UC Berkeley

Some of the most fundamental questions in theoretical physics can be formulated as puzzles of naturalness, such as the cosmological constant problem and the Higgs mass hierarchy problem. In condensed matter physics, the interpretation of the linear scaling of resistivity with temperature in the strange metal phase of high-temperature superconductors also arises as a naturalness puzzle. In this thesis, we explore the landscape of naturalness in nonrelativistic quantum field theories that exhibit anisotropic scaling in space and time. Such theories are referred to as the ``Aristotelian quantum field theories." In the simple case with scalars, we find that the constant shift symmetry is extended to a shift by a polynomial in spatial coordinates, which protects the technical naturalness of modes with a higher order dispersion. This discovery leads to a generalization of the relativistic Coleman-Hohenberg-Mermin-Wagner (CHMW) theorem to multicritical cases in lower critical dimension.
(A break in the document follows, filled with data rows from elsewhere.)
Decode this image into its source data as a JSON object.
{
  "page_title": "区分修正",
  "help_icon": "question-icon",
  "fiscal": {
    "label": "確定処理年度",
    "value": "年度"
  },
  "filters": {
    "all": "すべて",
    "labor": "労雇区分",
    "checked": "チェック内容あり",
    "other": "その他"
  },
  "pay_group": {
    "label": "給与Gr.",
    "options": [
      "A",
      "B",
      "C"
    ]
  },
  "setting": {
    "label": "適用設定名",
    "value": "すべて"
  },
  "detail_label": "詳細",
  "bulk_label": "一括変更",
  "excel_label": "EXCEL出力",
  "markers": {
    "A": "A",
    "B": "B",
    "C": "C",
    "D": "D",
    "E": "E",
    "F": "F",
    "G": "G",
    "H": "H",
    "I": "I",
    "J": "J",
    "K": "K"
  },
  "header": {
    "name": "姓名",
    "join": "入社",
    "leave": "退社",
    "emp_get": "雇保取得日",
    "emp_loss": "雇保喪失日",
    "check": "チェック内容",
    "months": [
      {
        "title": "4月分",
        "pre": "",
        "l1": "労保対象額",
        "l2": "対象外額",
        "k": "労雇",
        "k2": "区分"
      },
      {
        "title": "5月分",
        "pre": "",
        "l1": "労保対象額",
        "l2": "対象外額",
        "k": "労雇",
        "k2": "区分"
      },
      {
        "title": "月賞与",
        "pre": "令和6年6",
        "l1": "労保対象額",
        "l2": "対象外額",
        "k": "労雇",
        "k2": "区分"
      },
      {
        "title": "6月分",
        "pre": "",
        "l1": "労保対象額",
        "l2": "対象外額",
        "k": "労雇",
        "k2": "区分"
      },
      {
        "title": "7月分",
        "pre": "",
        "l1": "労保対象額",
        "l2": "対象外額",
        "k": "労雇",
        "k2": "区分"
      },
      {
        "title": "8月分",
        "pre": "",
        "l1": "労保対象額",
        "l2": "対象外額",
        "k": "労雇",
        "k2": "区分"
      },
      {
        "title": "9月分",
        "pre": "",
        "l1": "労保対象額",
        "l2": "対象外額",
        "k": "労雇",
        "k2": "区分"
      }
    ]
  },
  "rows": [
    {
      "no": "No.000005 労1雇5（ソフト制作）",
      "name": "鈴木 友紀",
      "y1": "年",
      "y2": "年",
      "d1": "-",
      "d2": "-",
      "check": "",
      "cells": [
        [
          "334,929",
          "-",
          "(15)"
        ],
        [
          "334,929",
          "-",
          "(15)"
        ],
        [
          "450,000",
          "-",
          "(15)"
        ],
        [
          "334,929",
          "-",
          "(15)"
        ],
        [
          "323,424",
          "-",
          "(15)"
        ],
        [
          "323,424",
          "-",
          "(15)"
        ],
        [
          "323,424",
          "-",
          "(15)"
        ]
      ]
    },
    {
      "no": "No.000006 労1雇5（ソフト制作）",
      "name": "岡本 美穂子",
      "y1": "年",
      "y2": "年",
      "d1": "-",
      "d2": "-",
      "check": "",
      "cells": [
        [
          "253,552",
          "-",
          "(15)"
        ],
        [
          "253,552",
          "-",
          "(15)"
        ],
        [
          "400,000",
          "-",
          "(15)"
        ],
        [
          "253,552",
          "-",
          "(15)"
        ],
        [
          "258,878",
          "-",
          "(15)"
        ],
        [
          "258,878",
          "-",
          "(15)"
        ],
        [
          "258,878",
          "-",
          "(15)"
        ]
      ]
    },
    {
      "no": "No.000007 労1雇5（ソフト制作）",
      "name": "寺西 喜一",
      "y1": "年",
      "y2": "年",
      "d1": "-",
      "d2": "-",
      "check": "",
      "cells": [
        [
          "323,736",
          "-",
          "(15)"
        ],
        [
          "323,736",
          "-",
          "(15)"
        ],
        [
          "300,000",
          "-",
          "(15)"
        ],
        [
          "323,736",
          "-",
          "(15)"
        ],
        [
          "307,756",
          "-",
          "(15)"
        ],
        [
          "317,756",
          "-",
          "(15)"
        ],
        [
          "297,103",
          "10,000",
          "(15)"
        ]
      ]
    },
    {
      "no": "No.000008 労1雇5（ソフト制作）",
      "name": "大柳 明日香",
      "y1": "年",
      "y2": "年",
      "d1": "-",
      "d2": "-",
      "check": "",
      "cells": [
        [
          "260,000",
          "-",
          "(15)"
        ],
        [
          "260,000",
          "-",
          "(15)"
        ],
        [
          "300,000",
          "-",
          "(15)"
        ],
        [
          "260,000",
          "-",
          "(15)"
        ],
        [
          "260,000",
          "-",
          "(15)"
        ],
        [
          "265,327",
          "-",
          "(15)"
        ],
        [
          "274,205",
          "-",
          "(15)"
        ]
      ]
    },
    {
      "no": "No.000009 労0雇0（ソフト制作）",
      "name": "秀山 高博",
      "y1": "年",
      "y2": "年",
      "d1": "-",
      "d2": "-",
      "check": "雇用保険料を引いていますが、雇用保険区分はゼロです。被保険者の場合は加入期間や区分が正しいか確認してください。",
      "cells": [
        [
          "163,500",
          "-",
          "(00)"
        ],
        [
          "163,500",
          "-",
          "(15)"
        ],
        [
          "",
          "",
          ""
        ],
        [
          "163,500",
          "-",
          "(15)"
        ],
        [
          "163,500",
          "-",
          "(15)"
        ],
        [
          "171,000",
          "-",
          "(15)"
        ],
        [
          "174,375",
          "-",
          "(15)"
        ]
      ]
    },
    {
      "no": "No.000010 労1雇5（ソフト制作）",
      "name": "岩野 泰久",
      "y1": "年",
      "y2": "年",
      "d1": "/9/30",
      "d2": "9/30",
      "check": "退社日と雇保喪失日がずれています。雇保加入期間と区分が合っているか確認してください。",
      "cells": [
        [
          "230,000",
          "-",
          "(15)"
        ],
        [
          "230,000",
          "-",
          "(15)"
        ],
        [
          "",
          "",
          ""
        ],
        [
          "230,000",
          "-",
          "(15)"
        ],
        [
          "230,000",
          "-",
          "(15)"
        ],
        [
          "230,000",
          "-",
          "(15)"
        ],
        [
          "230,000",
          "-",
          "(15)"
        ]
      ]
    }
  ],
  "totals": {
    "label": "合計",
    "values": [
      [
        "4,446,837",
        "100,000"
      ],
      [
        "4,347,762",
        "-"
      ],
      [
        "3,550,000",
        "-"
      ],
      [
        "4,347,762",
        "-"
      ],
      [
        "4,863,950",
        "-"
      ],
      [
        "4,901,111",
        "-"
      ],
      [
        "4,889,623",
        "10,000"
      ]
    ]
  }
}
By breaking the polynomial shift symmetries in a hierarchy, we find novel cascading phenomena with large natural hierarchies between the scales at which the values of z change, leading to an evasion of the "no-go" consequences of the relativistic CHMW theorem. Based on these formal developments, we propose potential applications both to the Higgs mass hierarchy problem and to the problem of linear resistivity in strange metals. Finally, encouraged by these nonrelativistic surprises that already arise in simple systems with scalars, we move on to more complicated systems with gauge symmetries. We study the quantization of Horava gravity in 2+1 dimensions and compute the anomalous dimension of the cosmological constant at one loop. However, nonrelativistic naturalness in gravity is still largely unexplored. Whether or not such nonrelativsitic twists have any implications for important naturalness puzzles, such as the cosmological constant problem, remains as an intriguing question.